Cuando la gente ve esos resultados, cree que es fácil, que la suerte tuvo mucho que ver, y quizá haya algo de eso, pero en un muy pequeño porcentaje, porque esas historias no nacen de pronto, sino que son producto de miles de horas de dedicación, esfuerzo y sacrificio. Son resultado de lágrimas, alejamientos y jornadas interminables de trabajo, pero eso no se ve. Lo que se observa es el resultado final.
Uno de esos triunfos ocurrió a mediados de la década de los 80, cuando el venezolano Rafael Vidal logró un hecho histórico en los Juegos Olímpicos de Los Ángeles, en Estados Unidos, al hacer un registro de 1:57.51 en la competencia de natación de 200 metros mariposa, lo que le permitió ocupar el tercer puesto y colgarse la medalla de bronce.
Aunque era un atleta reconocido y premiado, campeón continental y con decenas de récords, pocos de estos eran conocidos por el pueblo hasta que logra su “conquista del Everest”. Así pasó de ser un hombre poco conocido a ser un héroe nacional. Pronto se convertiría en una imagen reconocida no solo por los deportistas, sino por todos los venezolanos.

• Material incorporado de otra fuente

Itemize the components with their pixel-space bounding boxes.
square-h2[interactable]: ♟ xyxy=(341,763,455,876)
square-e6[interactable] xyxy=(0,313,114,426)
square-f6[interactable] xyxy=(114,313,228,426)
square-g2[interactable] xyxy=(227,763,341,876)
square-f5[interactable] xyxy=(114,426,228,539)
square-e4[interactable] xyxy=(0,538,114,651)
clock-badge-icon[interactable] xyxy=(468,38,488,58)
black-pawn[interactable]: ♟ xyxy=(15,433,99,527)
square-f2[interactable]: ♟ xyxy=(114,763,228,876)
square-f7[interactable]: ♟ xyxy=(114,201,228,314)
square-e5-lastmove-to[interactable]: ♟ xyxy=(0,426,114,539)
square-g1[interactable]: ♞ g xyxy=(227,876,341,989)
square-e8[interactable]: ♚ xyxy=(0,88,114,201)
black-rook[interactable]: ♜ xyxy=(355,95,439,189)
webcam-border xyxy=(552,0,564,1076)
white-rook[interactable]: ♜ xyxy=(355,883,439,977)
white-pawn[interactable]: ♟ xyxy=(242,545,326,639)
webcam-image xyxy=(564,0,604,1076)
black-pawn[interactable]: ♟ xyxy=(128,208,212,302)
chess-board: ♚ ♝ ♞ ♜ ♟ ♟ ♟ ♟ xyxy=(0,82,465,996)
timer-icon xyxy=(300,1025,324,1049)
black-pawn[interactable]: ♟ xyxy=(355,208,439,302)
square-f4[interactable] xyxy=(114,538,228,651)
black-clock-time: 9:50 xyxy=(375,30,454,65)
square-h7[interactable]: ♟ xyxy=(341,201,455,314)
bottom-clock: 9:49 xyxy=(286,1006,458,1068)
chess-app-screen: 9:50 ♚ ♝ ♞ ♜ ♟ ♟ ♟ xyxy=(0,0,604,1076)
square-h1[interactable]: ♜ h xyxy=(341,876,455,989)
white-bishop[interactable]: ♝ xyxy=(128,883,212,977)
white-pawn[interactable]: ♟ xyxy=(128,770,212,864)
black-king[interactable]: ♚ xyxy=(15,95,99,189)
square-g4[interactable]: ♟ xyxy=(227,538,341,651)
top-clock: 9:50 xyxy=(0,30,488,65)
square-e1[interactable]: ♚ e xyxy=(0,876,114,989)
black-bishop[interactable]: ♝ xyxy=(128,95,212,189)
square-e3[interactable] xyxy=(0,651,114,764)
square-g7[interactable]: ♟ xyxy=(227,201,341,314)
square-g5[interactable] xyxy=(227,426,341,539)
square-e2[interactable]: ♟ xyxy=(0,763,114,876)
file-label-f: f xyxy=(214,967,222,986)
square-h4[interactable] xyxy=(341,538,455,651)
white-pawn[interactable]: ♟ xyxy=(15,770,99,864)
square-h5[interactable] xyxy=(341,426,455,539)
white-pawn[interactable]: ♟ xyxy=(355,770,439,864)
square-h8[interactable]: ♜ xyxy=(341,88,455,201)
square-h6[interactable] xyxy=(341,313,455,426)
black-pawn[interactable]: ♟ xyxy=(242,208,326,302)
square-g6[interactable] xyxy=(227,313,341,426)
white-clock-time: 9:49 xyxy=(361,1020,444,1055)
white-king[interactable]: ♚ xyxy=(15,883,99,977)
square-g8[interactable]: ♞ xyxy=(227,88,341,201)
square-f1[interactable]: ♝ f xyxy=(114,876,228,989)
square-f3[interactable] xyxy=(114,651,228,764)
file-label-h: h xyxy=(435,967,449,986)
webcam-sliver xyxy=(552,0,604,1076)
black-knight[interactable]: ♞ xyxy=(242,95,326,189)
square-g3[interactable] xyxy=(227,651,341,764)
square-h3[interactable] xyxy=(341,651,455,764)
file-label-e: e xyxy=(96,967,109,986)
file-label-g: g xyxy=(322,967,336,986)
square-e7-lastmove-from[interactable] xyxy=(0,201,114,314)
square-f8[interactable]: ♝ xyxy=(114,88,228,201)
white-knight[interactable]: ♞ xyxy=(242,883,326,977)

Concluida su carrera deportiva, Vidal culminó sus estudios en la Universidad de Florida y se dedicó a la asesoría de deportistas y de empresas. Pero el gran salto lo daría tras firmar un contrato con RCTV para comenzar una carrera de comentarista deportivo que lo llevó a convertirse en un acompañante más en todos los hogares venezolanos.
Y así se mantuvo hasta la madrugada del 12 de febrero de 2005, cuando se dirigía a su vivienda, y su vehículo, un Toyota Corolla, fue totalmente destruido al ser embestido por Roberto Detto Redaelli, quien participaba en una carrera callejera y que viajaba a más de 140 kilómetros por hora en una camioneta Hummer sin placas.

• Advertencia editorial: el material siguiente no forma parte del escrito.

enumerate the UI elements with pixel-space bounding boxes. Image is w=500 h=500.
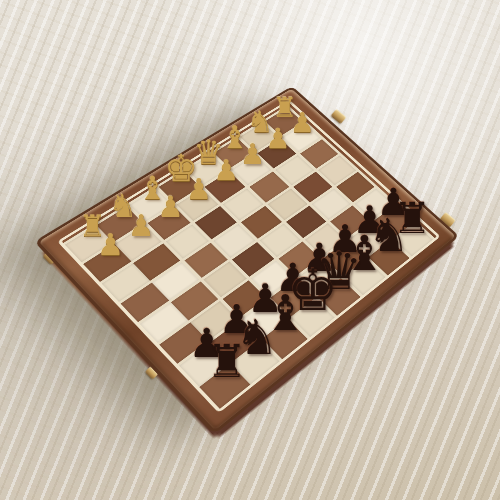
white-pawn: ♟ (158, 193, 184, 222)
black-rook: ♜ (206, 338, 247, 384)
black-queen: ♛ (316, 246, 362, 298)
white-bishop: ♝ (138, 172, 167, 204)
black-pawn: ♟ (376, 184, 410, 222)
black-bishop: ♝ (343, 229, 386, 277)
white-bishop: ♝ (221, 122, 249, 153)
black-pawn: ♟ (189, 322, 225, 362)
white-rook: ♜ (79, 212, 106, 242)
white-pawn: ♟ (265, 125, 290, 153)
black-pawn: ♟ (328, 219, 362, 257)
chess-set-photo-scene: ♜♞♝♛♚♝♞♜♟♟♟♟♟♟♟♟♟♟♟♟♟♟♟♟♜♞♝♛♚♝♞♜ (0, 0, 500, 500)
black-knight: ♞ (368, 212, 410, 258)
black-pawn: ♟ (353, 201, 387, 239)
white-pawn: ♟ (290, 110, 315, 138)
white-knight: ♞ (109, 191, 137, 223)
white-knight: ♞ (247, 107, 274, 137)
pieces-layer: ♜♞♝♛♚♝♞♜♟♟♟♟♟♟♟♟♟♟♟♟♟♟♟♟♜♞♝♛♚♝♞♜ (0, 0, 500, 500)
white-king: ♚ (164, 150, 197, 187)
black-king: ♚ (287, 262, 338, 319)
black-knight: ♞ (235, 313, 278, 361)
black-rook: ♜ (393, 197, 431, 240)
white-queen: ♛ (193, 136, 223, 170)
black-pawn: ♟ (248, 279, 283, 319)
white-pawn: ♟ (97, 231, 124, 261)
white-rook: ♜ (273, 94, 297, 121)
black-bishop: ♝ (263, 290, 307, 340)
black-pawn: ♟ (275, 258, 310, 297)
white-pawn: ♟ (186, 175, 212, 204)
black-pawn: ♟ (302, 238, 337, 277)
black-pawn: ♟ (219, 300, 255, 340)
white-pawn: ♟ (214, 158, 240, 187)
white-pawn: ♟ (128, 211, 154, 241)
white-pawn: ♟ (240, 141, 265, 169)
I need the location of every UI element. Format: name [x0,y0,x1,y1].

Vidal murió como consecuencia del violento choque. El carro en que viajaba fue arrastrado más de media cuadra tras el impacto con la camioneta, cuyo conductor, además de exceso de velocidad, tendría rastros de alcohol y cocaína en la sangre.

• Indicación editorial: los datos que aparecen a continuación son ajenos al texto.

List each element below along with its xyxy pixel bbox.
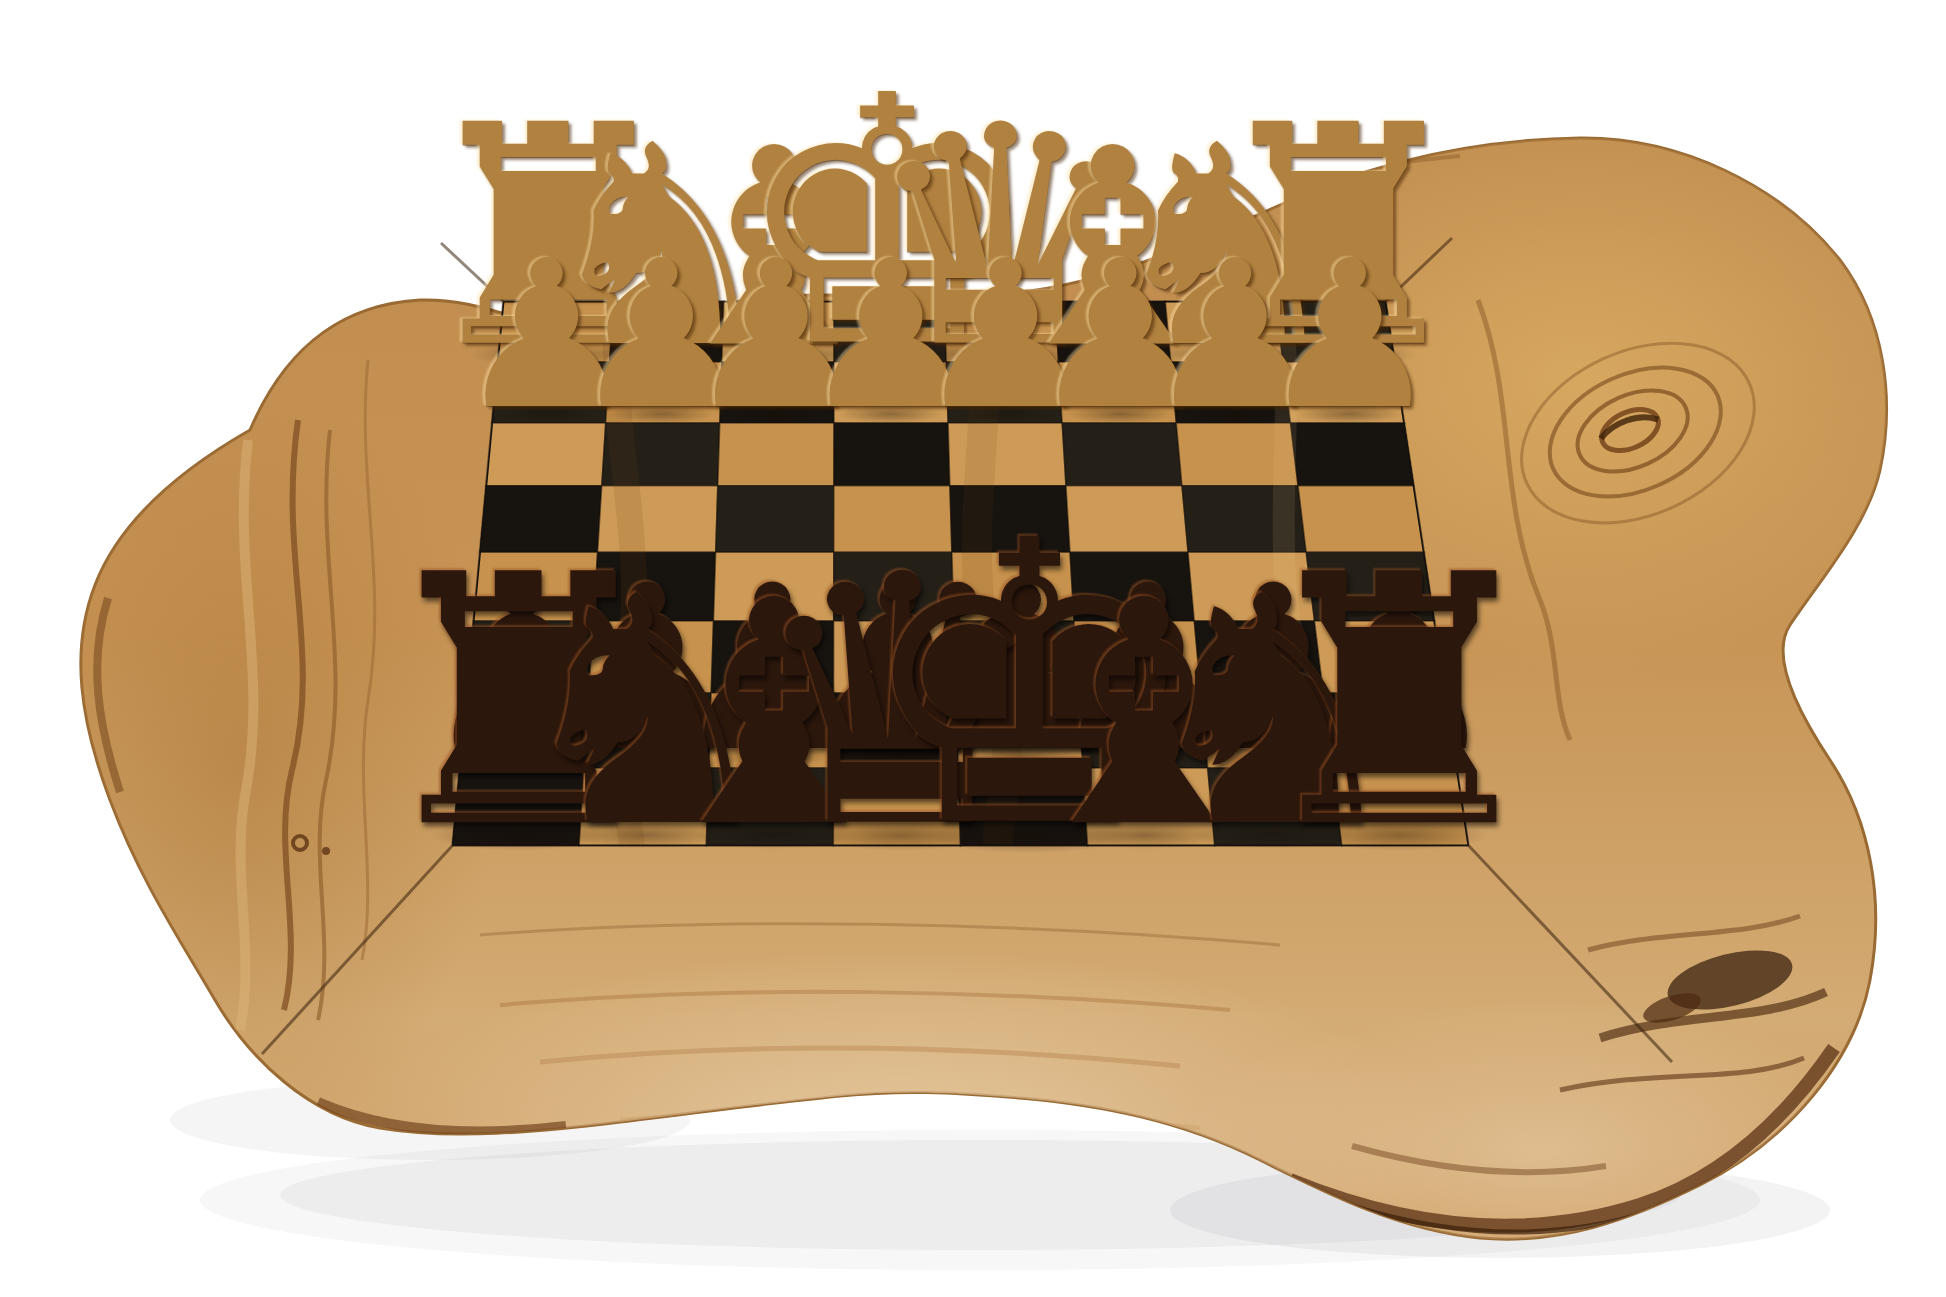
chess-set-photo: ♜♞♝♚♛♝♞♜♟♟♟♟♟♟♟♟♟♟♟♟♟♟♟♟♜♞♝♛♚♝♞♜ xyxy=(0,0,1946,1297)
piece-light-pawn-h7[interactable]: ♟ xyxy=(1258,233,1441,437)
piece-dark-rook-h1[interactable]: ♜ xyxy=(1245,530,1554,875)
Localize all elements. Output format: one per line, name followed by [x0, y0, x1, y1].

A partir de ese momento se iniciaría un juicio en el que el poder económico trataría de sacar a Roberto Detto Redaelli de la cárcel. Su defensa trataría de presentarlo como una víctima de un linchamiento público, pero al final sería condenado a 15 años de prisión por homicidio intencional. Tiempo después salió bajo fianza en libertad condicional, medida que sería apelada por la Fiscalía.
Pero la tragedia no quedaría allí. Años más tarde, el 10 de abril de 2017, Flor Marina Castro de Vidal, mamá de Rafael, de 79 años de edad, fue asesinada a golpes por un asaltante que ingresó a su vivienda. El cuerpo fue localizado por su hija, quien fue hasta la vivienda luego intentar infructuosamente comunicarse con ella por vía telefónica.
La señora fue asesinada por un adolescente, quien habría robado la medalla olímpica de Rafael Vidal, entre otras cosas. El adolescente fue detenido semanas más tarde.